Hort NZ hosted a brown marmorated stink bug (BMSB) response workshop with the Ministry for Primary Industries and industry. The workshop started with presentations from top US researchers Anne Neilsen, Tracy Leskey, and Kim Hoelmer talking about BMSB biology, integrated pest management, and biocontrol options such as the samurai wasp. Members of the BMSB Council will continue to refine the eradication options for a response and will aim to test aspects of this in Chile in October.
The risk season for brown marmorated stink bug (BMSB) is upon us once again. Members of the BMSB Council continue to work on the public awareness campaign and on readiness activities, especially response planning. Early detection of BMSB is crucial in eradication attempts, and to prevent significant losses to horticultural production.
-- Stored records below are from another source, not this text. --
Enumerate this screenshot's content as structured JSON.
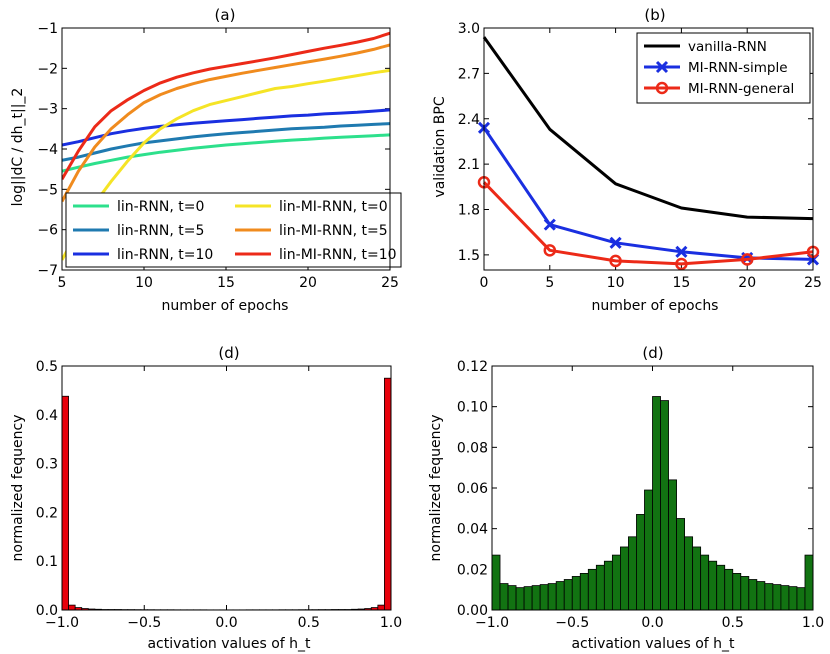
{
  "chart_data": [
    {
      "type": "line",
      "title": "(a)",
      "xlabel": "number of epochs",
      "ylabel": "log||dC / dh_t||_2",
      "xlim": [
        5,
        25
      ],
      "ylim": [
        -7,
        -1
      ],
      "xticks": [
        5,
        10,
        15,
        20,
        25
      ],
      "yticks": [
        -7,
        -6,
        -5,
        -4,
        -3,
        -2,
        -1
      ],
      "xtick_labels": [
        "5",
        "10",
        "15",
        "20",
        "25"
      ],
      "ytick_labels": [
        "−7",
        "−6",
        "−5",
        "−4",
        "−3",
        "−2",
        "−1"
      ],
      "grid": false,
      "legend": "bottom, two columns",
      "x": [
        5,
        6,
        7,
        8,
        9,
        10,
        11,
        12,
        13,
        14,
        15,
        16,
        17,
        18,
        19,
        20,
        21,
        22,
        23,
        24,
        25
      ],
      "series": [
        {
          "name": "lin-RNN, t=0",
          "color": "#2de08c",
          "values": [
            -4.55,
            -4.45,
            -4.36,
            -4.28,
            -4.2,
            -4.14,
            -4.08,
            -4.03,
            -3.98,
            -3.94,
            -3.9,
            -3.87,
            -3.84,
            -3.81,
            -3.78,
            -3.76,
            -3.73,
            -3.71,
            -3.69,
            -3.67,
            -3.65
          ]
        },
        {
          "name": "lin-RNN, t=5",
          "color": "#1f7ab0",
          "values": [
            -4.28,
            -4.2,
            -4.1,
            -4.0,
            -3.92,
            -3.85,
            -3.8,
            -3.75,
            -3.7,
            -3.66,
            -3.62,
            -3.59,
            -3.56,
            -3.53,
            -3.5,
            -3.48,
            -3.46,
            -3.43,
            -3.41,
            -3.39,
            -3.37
          ]
        },
        {
          "name": "lin-RNN, t=10",
          "color": "#1a2fe0",
          "values": [
            -3.9,
            -3.82,
            -3.72,
            -3.62,
            -3.55,
            -3.49,
            -3.44,
            -3.4,
            -3.36,
            -3.33,
            -3.3,
            -3.27,
            -3.24,
            -3.21,
            -3.18,
            -3.16,
            -3.13,
            -3.11,
            -3.09,
            -3.06,
            -3.03
          ]
        },
        {
          "name": "lin-MI-RNN, t=0",
          "color": "#f5e426",
          "values": [
            -6.75,
            -6.0,
            -5.35,
            -4.8,
            -4.3,
            -3.85,
            -3.5,
            -3.25,
            -3.05,
            -2.9,
            -2.8,
            -2.7,
            -2.6,
            -2.5,
            -2.45,
            -2.38,
            -2.32,
            -2.25,
            -2.18,
            -2.11,
            -2.05
          ]
        },
        {
          "name": "lin-MI-RNN, t=5",
          "color": "#f08b1e",
          "values": [
            -5.3,
            -4.55,
            -3.95,
            -3.5,
            -3.15,
            -2.85,
            -2.65,
            -2.5,
            -2.38,
            -2.28,
            -2.2,
            -2.12,
            -2.05,
            -1.98,
            -1.91,
            -1.84,
            -1.77,
            -1.7,
            -1.62,
            -1.53,
            -1.42
          ]
        },
        {
          "name": "lin-MI-RNN, t=10",
          "color": "#ec2a18",
          "values": [
            -4.75,
            -4.05,
            -3.45,
            -3.05,
            -2.78,
            -2.55,
            -2.36,
            -2.22,
            -2.11,
            -2.02,
            -1.95,
            -1.88,
            -1.81,
            -1.74,
            -1.66,
            -1.58,
            -1.5,
            -1.43,
            -1.35,
            -1.26,
            -1.13
          ]
        }
      ]
    },
    {
      "type": "line",
      "title": "(b)",
      "xlabel": "number of epochs",
      "ylabel": "validation BPC",
      "xlim": [
        0,
        25
      ],
      "ylim": [
        1.4,
        3.0
      ],
      "xticks": [
        0,
        5,
        10,
        15,
        20,
        25
      ],
      "yticks": [
        1.5,
        1.8,
        2.1,
        2.4,
        2.7,
        3.0
      ],
      "xtick_labels": [
        "0",
        "5",
        "10",
        "15",
        "20",
        "25"
      ],
      "ytick_labels": [
        "1.5",
        "1.8",
        "2.1",
        "2.4",
        "2.7",
        "3.0"
      ],
      "grid": false,
      "legend": "top-right",
      "x": [
        0,
        5,
        10,
        15,
        20,
        25
      ],
      "series": [
        {
          "name": "vanilla-RNN",
          "color": "#000000",
          "marker": "none",
          "values": [
            2.94,
            2.33,
            1.97,
            1.81,
            1.75,
            1.74
          ]
        },
        {
          "name": "MI-RNN-simple",
          "color": "#1a2fe0",
          "marker": "x",
          "values": [
            2.34,
            1.7,
            1.58,
            1.52,
            1.48,
            1.47
          ]
        },
        {
          "name": "MI-RNN-general",
          "color": "#ec2a18",
          "marker": "o",
          "values": [
            1.98,
            1.53,
            1.46,
            1.44,
            1.47,
            1.52
          ]
        }
      ]
    },
    {
      "type": "bar",
      "title": "(d)",
      "xlabel": "activation values of h_t",
      "ylabel": "normalized fequency",
      "xlim": [
        -1.0,
        1.0
      ],
      "ylim": [
        0.0,
        0.5
      ],
      "xticks": [
        -1.0,
        -0.5,
        0.0,
        0.5,
        1.0
      ],
      "yticks": [
        0.0,
        0.1,
        0.2,
        0.3,
        0.4,
        0.5
      ],
      "xtick_labels": [
        "−1.0",
        "−0.5",
        "0.0",
        "0.5",
        "1.0"
      ],
      "ytick_labels": [
        "0.0",
        "0.1",
        "0.2",
        "0.3",
        "0.4",
        "0.5"
      ],
      "color": "#e8000b",
      "bins": 50,
      "values": [
        0.438,
        0.01,
        0.005,
        0.003,
        0.002,
        0.0015,
        0.001,
        0.001,
        0.001,
        0.0008,
        0.0008,
        0.0007,
        0.0006,
        0.0006,
        0.0005,
        0.0005,
        0.0005,
        0.0004,
        0.0004,
        0.0004,
        0.0004,
        0.0004,
        0.0003,
        0.0003,
        0.0003,
        0.0003,
        0.0003,
        0.0003,
        0.0004,
        0.0004,
        0.0004,
        0.0004,
        0.0004,
        0.0005,
        0.0005,
        0.0005,
        0.0006,
        0.0006,
        0.0007,
        0.0008,
        0.0008,
        0.001,
        0.001,
        0.001,
        0.0015,
        0.002,
        0.003,
        0.005,
        0.01,
        0.475
      ]
    },
    {
      "type": "bar",
      "title": "(d)",
      "xlabel": "activation values of h_t",
      "ylabel": "normalized fequency",
      "xlim": [
        -1.0,
        1.0
      ],
      "ylim": [
        0.0,
        0.12
      ],
      "xticks": [
        -1.0,
        -0.5,
        0.0,
        0.5,
        1.0
      ],
      "yticks": [
        0.0,
        0.02,
        0.04,
        0.06,
        0.08,
        0.1,
        0.12
      ],
      "xtick_labels": [
        "−1.0",
        "−0.5",
        "0.0",
        "0.5",
        "1.0"
      ],
      "ytick_labels": [
        "0.00",
        "0.02",
        "0.04",
        "0.06",
        "0.08",
        "0.10",
        "0.12"
      ],
      "color": "#127312",
      "bins": 40,
      "values": [
        0.027,
        0.013,
        0.012,
        0.011,
        0.0115,
        0.012,
        0.0125,
        0.013,
        0.014,
        0.015,
        0.0165,
        0.018,
        0.02,
        0.022,
        0.024,
        0.027,
        0.031,
        0.036,
        0.047,
        0.059,
        0.105,
        0.103,
        0.064,
        0.045,
        0.036,
        0.031,
        0.027,
        0.024,
        0.022,
        0.02,
        0.018,
        0.0165,
        0.015,
        0.014,
        0.013,
        0.0125,
        0.012,
        0.0115,
        0.011,
        0.027
      ]
    }
  ]
}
If you see any bugs that look like BMSB, remember to ‘Catch it, Snap it, and Report it’. MPI’s Pest and Disease Hotline can be reached at 0800 80 99 66.
Asiafruit Logistica 2017 saw a record sized trade show, now into two halls at the Asiaworld Expo in Hong Kong. All of the New Zealand stands were very busy throughout, with exhibitors connecting with existing customers and attracting new ones. New Zealand Trade and Enterprise (NZTE) hosted an excellent breakfast event, which together with a guest speaker on China, also saw the regional NZTE staff speak briefly about their markets: Hong Kong, China, Japan, Thailand, and Vietnam.
Brexit, and the ramifications of that process, continue to be discussed between the Ministry for Primary Industries, Ministry of Foreign Affairs and Trade, and primary sector groups. The objective for New Zealand is to avoid loss of market access, and the opportunity is there to encourage UK policy makers to adopt a more liberal approach to agricultural trade. If you are travelling to the UK and want to know more, or have returned from a recent visit and have gained any insights into UK farmers’ consideration on this issue, please contact Richard Palmer at Hort NZ.
During the election campaign Prime Minister Bill English and his entourage visited two growing operations, one in Pukekohe and the other in Levin.